“Vous êtes médecin, ou infirmière ? C’est la question qui m’exaspère le plus”, avoue Myriam Kheniche, grand sourire aux lèvres, sage-femme depuis cinq ans à l’Hôpital Femme Mère Enfant de Bron. “Nous ne sommes ni l’un ni l’autre ! »
Myriam fait partie de ces professionnels non syndiqués qui ont intégré le Collectif national des sages-femmes qui, depuis octobre, mène différentes actions pour faire entendre ses revendications. “Notre profession est beaucoup trop discrète, estime la jeune femme, et trop peu connue du grand public. Pour trop de monde encore, nous sommes des accoucheuses alors que nous faisons cinq années d’études universitaires, dont la première en commun avec les futurs médecins, dentistes ou pharmaciens. Pour autant, notre objectif n’est ni de prendre la place des médecins, gynécologues obstétriciens ou pédiatres, ni celle des infirmières spécialisées telles que les puéricultrices. Non ! Nous voulons un véritable statut. »

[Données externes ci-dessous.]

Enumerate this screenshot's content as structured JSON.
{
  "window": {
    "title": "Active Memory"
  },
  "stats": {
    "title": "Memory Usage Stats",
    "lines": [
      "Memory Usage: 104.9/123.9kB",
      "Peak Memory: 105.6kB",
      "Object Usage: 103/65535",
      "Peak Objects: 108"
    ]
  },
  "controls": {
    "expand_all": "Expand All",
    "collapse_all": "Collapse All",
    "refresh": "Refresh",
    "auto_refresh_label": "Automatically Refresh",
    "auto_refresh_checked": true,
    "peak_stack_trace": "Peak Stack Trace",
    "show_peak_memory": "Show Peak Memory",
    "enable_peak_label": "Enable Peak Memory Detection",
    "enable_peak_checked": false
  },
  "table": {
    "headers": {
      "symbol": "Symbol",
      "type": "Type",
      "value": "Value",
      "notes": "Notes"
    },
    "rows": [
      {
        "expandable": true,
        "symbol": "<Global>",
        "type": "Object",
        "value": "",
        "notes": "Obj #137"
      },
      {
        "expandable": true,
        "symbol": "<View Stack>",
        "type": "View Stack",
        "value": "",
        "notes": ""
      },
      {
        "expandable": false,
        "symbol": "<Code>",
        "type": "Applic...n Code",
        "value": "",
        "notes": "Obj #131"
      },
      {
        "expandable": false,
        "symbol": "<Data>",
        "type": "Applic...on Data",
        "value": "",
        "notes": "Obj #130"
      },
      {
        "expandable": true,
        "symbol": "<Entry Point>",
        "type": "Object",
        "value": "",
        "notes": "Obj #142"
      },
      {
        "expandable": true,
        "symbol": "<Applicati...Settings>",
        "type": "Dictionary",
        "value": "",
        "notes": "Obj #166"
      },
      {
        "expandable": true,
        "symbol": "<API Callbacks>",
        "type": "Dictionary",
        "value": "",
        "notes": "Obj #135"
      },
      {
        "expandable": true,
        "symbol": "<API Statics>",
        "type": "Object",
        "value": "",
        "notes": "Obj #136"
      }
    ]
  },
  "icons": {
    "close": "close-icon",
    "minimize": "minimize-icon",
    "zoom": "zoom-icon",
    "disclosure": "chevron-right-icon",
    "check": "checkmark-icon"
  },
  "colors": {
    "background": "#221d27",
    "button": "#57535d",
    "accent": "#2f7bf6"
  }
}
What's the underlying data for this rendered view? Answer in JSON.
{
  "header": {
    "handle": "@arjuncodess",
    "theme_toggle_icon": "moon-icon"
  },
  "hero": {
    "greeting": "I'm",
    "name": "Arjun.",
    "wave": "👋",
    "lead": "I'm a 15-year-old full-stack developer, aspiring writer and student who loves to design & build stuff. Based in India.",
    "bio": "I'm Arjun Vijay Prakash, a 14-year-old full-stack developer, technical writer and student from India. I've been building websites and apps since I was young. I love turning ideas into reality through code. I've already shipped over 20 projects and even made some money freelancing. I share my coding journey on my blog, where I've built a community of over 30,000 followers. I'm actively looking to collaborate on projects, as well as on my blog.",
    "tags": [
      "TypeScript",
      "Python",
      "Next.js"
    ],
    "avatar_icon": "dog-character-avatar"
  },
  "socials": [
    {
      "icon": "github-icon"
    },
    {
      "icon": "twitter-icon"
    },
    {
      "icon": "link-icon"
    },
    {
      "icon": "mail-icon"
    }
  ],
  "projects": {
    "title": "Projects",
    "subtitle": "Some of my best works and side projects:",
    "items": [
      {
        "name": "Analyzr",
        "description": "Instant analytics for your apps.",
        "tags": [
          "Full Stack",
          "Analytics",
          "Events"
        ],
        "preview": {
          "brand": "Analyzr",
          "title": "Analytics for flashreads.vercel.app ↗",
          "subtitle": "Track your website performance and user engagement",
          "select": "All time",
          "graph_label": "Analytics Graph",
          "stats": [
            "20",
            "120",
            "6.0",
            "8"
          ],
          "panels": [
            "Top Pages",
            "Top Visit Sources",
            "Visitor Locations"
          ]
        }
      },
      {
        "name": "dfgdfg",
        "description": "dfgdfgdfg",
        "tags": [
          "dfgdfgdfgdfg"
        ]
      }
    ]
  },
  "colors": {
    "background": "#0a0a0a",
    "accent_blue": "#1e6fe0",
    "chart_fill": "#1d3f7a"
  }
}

De fait, le champ de compétences de la sage-femme est très étendu. Il va du suivi gynécologique de prévention aux consultations de contraception ou de pré-conception, du diagnostic de la grossesse à son suivi, y compris par les échographies, de la préparation à la naissance à la parentalité, de l’accouchement (80% des mises au monde sont réalisées par les SF) à l’examen pédiatrique du nouveau-né puis la surveillance de la mère et de l’enfant, la rééducation du périnée chez l’accouchée, sans oublier l’accompagnement des parents lorsqu’il arrive que le bébé meure, in utero ou à la naissance. “Notre rôle est véritablement l’accompagnement médical et psycho-social des patients. Mais bien sûr, si nous diagnostiquons une pathologie au cours d’un suivi, nous adressons la patiente au médecin. »
“Nous voulons un statut médical”
Regroupant cinq associations et le syndicat CFTC santé-sociaux, le collectif des sages-femmes souhaite que les professionnels exerçant à l’hôpital sortent de la fonction publique hospitalière pour intégrer un statut médical qui les rendrait plus autonomes, sur le modèle des praticiens hospitaliers (médecins). « Notre profession est reconnue médicale, avec des compétences définies dans notre spécialité : la physiologie, c’est-à-dire la normalité, plaide Myriam Kheniche. Nous avons un droit de prescription spécifique. Et pourtant, on nous applique le statut des professionnels non-médicaux et des administratifs. Nous demandons donc un statut médical hospitalier, ce qui n’entacherait en rien le travail pluridisciplinaire déjà mené au sein des équipes, bien au contraire. »
Le collectif demande également la reconnaissance de « professionnel de premiers recours », vers lequel les femmes peuvent être orientées pour leur suivi gynécologique, qu’elles soient enceintes ou non. « Dans les autres pays, une femme qui pense être enceinte va voir une sage-femme sans se poser de question. En France, elle se dirige vers son gynécologue ou son médecin traitant. Elle ne s’adresse pas à nous parce qu’elle ne sait pas qu’elle en a la possibilité.” Enfin, ils et elles demandent la revalorisation de leurs salaires : « Une sage-femme commence avec un salaire de 1615 euros, sans les primes. Cela correspond à un niveau d’études à bac + 3 alors que nous avons effectué un cursus à bac + 5. »
Si la ministre des affaires sociales, Marisol Touraine, a lancé le processus vers un statut médical pour les sages-femmes à l’hôpital, elle refuse leur sortie de la fonction publique hospitalière. Le collectif national a donc annoncé la poursuite des actions, et organise notamment une journée d’action nationale à Paris le 5 mai, à l’occasion de la Journée mondiale de la sage-femme. Précisons cependant que la revendication du collectif ne fait pas l’unanimité, puisque l’intersyndicale des sages-femmes hospitalières (CGT, CFDT, FO, Sud, Unsa et UNSSF) s’oppose à la sortie de la fonction publique, synonyme pour elle de précarisation.